La liberté académique bâillonnée
Veillant au respect absolu de la transparence, l’Association Française de Science Economique (AFSE) prône fermement la déclaration des conflits d'intérêt – lorsqu’ils existent – des chercheurs, en particulier lorsqu’ils interviennent auprès des médias. Quels qu’en soient les griefs, elle tient à condamner des méthodes inacceptables employées à l’encontre de chercheurs indépendants.
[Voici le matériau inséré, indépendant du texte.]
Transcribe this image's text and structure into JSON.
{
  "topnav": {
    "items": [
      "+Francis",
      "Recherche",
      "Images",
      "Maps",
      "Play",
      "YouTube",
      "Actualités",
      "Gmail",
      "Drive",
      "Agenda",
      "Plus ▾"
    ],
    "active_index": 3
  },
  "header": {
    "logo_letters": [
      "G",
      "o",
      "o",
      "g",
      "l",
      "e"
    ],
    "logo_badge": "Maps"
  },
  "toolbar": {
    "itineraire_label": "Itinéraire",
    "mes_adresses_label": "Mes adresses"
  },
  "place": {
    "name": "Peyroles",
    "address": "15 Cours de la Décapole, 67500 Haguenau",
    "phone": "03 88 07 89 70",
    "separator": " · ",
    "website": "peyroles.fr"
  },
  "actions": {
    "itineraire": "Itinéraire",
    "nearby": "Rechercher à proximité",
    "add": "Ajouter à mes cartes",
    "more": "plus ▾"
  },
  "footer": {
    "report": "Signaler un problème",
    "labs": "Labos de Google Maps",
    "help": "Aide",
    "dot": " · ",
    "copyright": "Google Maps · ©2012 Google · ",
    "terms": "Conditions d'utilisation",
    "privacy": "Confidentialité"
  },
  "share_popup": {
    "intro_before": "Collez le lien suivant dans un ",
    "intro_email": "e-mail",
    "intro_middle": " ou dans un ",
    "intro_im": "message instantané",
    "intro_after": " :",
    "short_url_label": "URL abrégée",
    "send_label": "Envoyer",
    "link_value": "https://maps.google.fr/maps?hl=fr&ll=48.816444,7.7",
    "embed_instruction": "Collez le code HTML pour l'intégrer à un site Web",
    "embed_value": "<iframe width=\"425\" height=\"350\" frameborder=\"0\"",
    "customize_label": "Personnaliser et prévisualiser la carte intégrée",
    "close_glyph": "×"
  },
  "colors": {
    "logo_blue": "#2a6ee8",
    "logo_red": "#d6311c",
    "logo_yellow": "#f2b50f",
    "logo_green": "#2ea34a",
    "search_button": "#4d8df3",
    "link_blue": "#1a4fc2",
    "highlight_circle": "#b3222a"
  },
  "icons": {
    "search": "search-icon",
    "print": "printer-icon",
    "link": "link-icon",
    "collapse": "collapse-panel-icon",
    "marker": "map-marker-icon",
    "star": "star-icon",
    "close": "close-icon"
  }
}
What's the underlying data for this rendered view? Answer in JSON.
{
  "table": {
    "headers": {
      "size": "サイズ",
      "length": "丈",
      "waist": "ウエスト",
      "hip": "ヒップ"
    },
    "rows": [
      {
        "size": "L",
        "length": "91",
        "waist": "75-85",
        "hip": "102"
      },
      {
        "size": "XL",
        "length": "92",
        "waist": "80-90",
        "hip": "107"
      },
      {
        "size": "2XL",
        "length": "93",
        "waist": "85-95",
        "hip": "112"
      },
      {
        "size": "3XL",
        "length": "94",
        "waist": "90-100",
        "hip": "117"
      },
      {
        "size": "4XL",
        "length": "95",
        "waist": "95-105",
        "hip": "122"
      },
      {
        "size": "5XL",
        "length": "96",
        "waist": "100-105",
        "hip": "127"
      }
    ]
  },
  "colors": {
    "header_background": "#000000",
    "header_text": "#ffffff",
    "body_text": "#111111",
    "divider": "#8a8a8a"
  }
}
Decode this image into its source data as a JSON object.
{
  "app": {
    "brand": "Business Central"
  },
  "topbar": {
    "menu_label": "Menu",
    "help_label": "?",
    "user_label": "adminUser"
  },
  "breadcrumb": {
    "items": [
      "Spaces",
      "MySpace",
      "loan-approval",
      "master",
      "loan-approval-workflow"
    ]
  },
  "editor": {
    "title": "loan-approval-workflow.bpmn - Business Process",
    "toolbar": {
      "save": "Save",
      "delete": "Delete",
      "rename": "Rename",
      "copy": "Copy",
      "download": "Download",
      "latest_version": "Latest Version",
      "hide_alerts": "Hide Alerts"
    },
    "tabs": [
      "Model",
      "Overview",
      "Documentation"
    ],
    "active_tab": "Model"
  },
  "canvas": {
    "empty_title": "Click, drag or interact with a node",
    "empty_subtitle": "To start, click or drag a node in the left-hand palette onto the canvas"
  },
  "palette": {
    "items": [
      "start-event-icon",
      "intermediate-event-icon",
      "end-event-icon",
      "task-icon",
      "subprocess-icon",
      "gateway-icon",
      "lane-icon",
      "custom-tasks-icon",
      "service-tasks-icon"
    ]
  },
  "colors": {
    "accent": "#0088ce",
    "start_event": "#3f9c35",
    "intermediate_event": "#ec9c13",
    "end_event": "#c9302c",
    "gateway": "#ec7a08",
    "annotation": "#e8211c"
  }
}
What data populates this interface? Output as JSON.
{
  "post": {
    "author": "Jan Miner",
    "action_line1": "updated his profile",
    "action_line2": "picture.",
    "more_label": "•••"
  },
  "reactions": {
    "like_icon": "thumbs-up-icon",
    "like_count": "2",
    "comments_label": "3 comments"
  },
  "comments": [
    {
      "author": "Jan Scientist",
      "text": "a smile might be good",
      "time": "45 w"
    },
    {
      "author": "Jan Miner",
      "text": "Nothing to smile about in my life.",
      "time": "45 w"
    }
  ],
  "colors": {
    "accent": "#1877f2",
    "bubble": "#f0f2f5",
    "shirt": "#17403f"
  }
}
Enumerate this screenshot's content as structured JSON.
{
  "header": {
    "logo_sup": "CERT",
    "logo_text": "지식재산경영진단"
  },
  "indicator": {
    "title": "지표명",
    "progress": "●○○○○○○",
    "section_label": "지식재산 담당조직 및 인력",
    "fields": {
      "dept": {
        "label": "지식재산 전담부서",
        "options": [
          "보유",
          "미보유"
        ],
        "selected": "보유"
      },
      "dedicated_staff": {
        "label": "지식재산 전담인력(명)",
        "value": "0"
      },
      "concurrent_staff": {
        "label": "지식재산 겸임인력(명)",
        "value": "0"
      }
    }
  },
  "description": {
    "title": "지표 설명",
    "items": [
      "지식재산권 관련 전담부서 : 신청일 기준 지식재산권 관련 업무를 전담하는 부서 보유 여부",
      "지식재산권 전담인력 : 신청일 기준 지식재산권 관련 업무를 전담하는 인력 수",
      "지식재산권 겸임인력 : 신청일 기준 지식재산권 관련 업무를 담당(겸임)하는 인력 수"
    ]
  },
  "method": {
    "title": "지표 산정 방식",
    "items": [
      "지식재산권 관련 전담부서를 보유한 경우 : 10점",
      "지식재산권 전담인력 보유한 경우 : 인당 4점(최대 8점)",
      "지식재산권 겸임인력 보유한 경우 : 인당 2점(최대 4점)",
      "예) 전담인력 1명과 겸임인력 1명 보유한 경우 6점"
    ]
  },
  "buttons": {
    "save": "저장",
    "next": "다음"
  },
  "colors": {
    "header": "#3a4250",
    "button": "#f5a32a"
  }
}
Notre collègue Elie Cohen vient d’être l’objet d’une sommation interpellative de la part de Veolia délivrée par huissier à 20 heures le vendredi 4 décembre 2020 à son domicile. Cela ne constitue pas un cas isolé, des sommations similaires ayant été délivrées à d’autres universitaires, économistes et juristes – à l’instar de Julien Icard, Professeur de droit privé – ayant pour point commun d’avoir questionné l’absorption de Suez par Veolia. Il ne s’agit pas ici de nous prononcer sur le bien-fondé ou non de cette opération publique d’achat, mais de dénoncer le recours à une procédure bâillon qui vise à faire taire les analyses dissonantes de la part de chercheurs indépendants. De fait, cette procédure opère un triple renversement.
Premièrement, au lieu d’engager le débat argument contre argument, Veolia cherche à discréditer notre collègue en distillant le soupçon sur d’éventuels conflits d’intérêt. En contraignant le chercheur à prendre l’attache d’un avocat pour réfuter publiquement tout lien d’intérêt, le terrain de l’attaque se déplace.
Deuxièmement, à partir du moment où la victime devient un coupable potentiel, les déclarations de l’auteur ne suffisent pas et Veolia se pose en champion de la divulgation des liens d’intérêt des chercheurs académiques.
Un troisième basculement s’opère alors auprès des médias soumis à un bombardement de fake news, la victime devant à chaque fois se justifier face à toutes sortes d’allégations et d’accusations.
En définitive, l’objectif ultime de cette procédure est de faire taire. Pour éviter d’autres intrusions domiciliaires, assorties des frais de justice et des coûts réputationnels qu’elles induisent, les chercheurs indépendants peuvent en effet avoir la tentation de ne pas s’exposer et de ne plus faire part de leur expertise, pourtant cruciale. La procédure subie par notre collègue constitue ainsi une atteinte à la liberté académique et, plus généralement, à la liberté d’expression. La liberté académique, qui est à la base de notre travail de chercheurs, commande que de telles manœuvres d’intimidation cessent au plus vite et que le recours à la sommation interpellative à l’encontre de chercheurs indépendants soit rendu illégal.
Le bureau de l’AFSE, association qui prône fermement la transparence vis-à-vis des conflits d’intérêt, apporte tout son soutien à notre collègue Elie Cohen et demande l’arrêt immédiat du recours à de telles méthodes constituant des attaques à la liberté académique.